O sinal mudou novamente e os carros voltaram a circular, Gumercindo voltou para a calçada e ficou feliz por encontrar o contratante, e mesmo cansado, perguntou sobre o trabalho:
- Começo a trabalhar hoje?
- Não, hoje tu descansa, mas amanhã mesmo tu já pega no batente. – respondeu o contratante e continuou: - Vamô simbora home, vou te levá para o alojamento e te dar o que comê, pelo jeito está com fome, já que me disseram tê-lo deixado longe daqui, tu veio a pé?
- Vim.
- Eu imaginei, levou uns dois dias?
- Acho que foi.
- Eh, Eh, caminhô hein home, mas agora tu está em São Paulo, e vai Ter aonde morar e o que comer, e vai trabalhar feliz.

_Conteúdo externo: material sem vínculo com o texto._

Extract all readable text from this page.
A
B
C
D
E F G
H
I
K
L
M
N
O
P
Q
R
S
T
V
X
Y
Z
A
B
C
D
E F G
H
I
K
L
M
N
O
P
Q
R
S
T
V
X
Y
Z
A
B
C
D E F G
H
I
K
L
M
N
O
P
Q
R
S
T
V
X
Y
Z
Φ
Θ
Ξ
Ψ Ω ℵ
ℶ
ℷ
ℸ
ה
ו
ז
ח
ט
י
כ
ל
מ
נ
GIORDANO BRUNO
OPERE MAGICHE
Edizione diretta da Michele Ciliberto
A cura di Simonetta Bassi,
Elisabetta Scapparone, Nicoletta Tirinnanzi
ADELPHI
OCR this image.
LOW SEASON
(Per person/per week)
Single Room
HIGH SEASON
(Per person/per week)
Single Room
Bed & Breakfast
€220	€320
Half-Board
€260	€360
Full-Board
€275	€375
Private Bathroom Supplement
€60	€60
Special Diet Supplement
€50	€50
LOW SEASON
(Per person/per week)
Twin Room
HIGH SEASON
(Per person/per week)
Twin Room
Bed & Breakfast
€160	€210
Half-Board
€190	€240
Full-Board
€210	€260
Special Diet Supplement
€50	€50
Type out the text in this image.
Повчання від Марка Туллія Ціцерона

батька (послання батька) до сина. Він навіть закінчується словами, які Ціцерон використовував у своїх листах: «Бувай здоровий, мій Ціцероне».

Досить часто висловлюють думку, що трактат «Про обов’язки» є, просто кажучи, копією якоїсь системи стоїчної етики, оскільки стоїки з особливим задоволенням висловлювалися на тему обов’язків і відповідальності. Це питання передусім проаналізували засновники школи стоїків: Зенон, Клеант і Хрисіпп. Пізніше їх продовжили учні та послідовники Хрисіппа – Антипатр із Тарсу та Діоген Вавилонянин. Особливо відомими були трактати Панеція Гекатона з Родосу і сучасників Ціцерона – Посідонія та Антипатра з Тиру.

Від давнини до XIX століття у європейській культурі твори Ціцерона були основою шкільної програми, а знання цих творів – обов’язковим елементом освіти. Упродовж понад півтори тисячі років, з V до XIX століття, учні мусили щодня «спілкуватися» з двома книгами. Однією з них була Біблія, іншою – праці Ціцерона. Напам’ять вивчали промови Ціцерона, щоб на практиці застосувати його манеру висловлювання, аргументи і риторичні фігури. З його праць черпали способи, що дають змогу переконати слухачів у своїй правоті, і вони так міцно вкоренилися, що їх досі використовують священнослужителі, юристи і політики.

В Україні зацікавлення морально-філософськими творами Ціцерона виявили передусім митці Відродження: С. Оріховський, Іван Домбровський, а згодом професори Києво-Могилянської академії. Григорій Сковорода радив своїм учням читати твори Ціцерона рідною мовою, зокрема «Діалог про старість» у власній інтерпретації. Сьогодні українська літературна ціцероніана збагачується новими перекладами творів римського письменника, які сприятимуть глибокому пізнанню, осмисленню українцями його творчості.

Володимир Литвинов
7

O contratante cativava Gumercindo que já se sentia melhor com sua presença, então o acompanhou até um carro velho, onde o contratante o levaria ao alojamento. Durante o trajeto aproveitou para observar a cidade, novamente quieto e comportado, não falava e nem fazia perguntas, apenas observava as praças e jardins, achava tudo bonito, fabuloso, como uma das coisas mais lindas que já viu.
Adorava também o conforto do carro, sentia-se como se estivesse flutuando, era muito macio o banco, muito diferente do assoalho do pau-de-arara.